I could tell him that it did bother me. I could say nothing at all. I imagined that perhaps he expected one of those two things from me. But I told him the truth. Not because I felt like I owed it to him, but because I owed it to myself.
“When I saw them, it horrified me. That was shocking, especially Mr. Tulis. What you did was surprising, but what disturbs me the most is that I—” I drew in a deep breath. “I don’t feel all that bad.”

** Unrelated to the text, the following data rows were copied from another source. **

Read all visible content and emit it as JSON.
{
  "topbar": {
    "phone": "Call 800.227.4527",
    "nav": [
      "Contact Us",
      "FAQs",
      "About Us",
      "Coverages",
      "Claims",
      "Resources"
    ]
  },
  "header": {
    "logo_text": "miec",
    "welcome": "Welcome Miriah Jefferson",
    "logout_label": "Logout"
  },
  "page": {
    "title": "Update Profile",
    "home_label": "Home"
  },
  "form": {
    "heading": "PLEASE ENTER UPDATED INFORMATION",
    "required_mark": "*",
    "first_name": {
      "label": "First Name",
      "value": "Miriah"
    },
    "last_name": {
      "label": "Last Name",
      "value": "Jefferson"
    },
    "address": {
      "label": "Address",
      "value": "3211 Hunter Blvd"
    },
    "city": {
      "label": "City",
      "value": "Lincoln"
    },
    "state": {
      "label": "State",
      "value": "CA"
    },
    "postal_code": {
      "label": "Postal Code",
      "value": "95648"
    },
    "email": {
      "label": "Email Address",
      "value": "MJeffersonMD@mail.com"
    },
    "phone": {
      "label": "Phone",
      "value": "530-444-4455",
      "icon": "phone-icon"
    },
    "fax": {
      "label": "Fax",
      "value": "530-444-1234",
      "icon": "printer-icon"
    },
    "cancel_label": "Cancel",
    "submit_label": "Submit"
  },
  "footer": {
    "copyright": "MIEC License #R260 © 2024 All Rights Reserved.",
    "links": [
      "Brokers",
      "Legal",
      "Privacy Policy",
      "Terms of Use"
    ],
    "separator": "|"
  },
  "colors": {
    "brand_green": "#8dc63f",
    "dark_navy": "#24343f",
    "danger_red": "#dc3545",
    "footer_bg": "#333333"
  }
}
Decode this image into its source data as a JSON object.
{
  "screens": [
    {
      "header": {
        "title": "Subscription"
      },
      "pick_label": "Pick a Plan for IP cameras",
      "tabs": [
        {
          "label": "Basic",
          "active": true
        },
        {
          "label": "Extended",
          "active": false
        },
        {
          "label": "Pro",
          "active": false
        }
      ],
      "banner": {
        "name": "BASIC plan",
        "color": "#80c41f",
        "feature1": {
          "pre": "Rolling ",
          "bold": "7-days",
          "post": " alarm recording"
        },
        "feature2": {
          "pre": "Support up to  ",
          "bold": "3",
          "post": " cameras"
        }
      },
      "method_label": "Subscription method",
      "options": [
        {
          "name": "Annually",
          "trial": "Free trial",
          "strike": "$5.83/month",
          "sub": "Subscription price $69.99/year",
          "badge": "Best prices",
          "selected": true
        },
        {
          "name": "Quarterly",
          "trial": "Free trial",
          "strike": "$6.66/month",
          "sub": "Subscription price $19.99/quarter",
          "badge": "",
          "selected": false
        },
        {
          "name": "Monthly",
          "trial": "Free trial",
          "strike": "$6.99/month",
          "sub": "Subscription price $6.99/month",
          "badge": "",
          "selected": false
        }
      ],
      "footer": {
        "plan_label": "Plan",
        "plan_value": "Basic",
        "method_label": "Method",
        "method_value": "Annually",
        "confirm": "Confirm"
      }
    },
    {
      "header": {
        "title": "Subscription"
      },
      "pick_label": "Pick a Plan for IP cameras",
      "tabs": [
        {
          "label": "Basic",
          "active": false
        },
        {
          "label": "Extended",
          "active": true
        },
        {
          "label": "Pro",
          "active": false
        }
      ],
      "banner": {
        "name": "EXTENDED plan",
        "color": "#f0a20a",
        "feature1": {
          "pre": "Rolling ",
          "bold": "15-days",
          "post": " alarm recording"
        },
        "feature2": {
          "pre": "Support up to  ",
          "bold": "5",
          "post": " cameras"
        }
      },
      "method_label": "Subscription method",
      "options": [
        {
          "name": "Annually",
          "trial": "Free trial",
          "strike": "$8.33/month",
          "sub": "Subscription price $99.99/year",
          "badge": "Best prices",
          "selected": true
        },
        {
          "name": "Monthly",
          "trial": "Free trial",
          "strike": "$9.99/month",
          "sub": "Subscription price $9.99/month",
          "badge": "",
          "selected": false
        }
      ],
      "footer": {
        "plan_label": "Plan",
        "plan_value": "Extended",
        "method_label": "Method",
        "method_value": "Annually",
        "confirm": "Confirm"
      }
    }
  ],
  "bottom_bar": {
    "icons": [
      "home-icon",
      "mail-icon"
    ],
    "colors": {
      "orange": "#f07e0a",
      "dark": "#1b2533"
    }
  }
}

Those heavy lids lifted, and his stare was piercing.
“Those people laughed when Jericho talked about cutting my hand off. Cheered when I bled and screamed and offered other options for pieces for Jericho to carve and keep,” I said, and the silence around us was almost unbearable. “I’d never even met most of them before, and they were happy to see me ripped apart. So, I don’t feel sympathy.”
“They don’t deserve it,” he stated quietly.
“Agreed,” Kieran murmured.
I lifted my chin. “But they’re still mortal—or Atlantian. They still deserve dignity in death.”
“They didn’t believe you deserved any dignity,” he stated.
“They were wrong, but that doesn’t make this right,” I said.
His gaze drifted over my face. The muscle had stopped ticking. “Eat,” he repeated.
“You’re obsessed with ensuring that I eat,” I told him.
One side of his lips kicked up. “Eat, and I’ll tell you our plans.”
That got several other people’s attention. Hoping my stomach didn’t revolt, I started eating instead of picking at my food. I didn’t dare look at Kieran, because if I did, I would be looking outside the Great Room to the hall.
“We’re leaving in the morning,” he stated, and I almost choked on the chunk of cheese I’d taken a bite of. None of those around me seemed at all surprised.
“Tomorrow?” I squeaked, torn between panic and hope. I would have a better chance of escaping out on the road than I would here.
He nodded. “As I said, we’ll be going home.”
I took a healthy drink from my glass. “But Atlantia is not my home.”
“But it is. At least, partly.”
“What does that mean?” Across from me, Delano spoke for the first time.
“It means it’s something I should’ve figured out sooner. So many things now make sense when they didn’t before. Why they made you the Maiden, how you survived a Craven attack. Your gifts,” he said, lowering his voice on the last part so only I and those immediately around us could hear him. “You’re not mortal, Poppy. At least, not completely.”
I opened my mouth and then closed it, not quite sure I heard him correctly. For a moment, I thought something was lodged in my throat. I took a drink, but the sensation was still there.
Delano’s jewel blue eyes sharpened. “Are you suggesting that she’s…”
“Part Atlantian?” he finished for him. “Yes.”
My hand trembled, sloshing liquid onto my fingers. “That’s impossible,” I whispered.
“Are you sure?” Delano asked him, and when I looked at him, I could see the shock in his eyes as his gaze moved over me, stopping and lingering on my neck.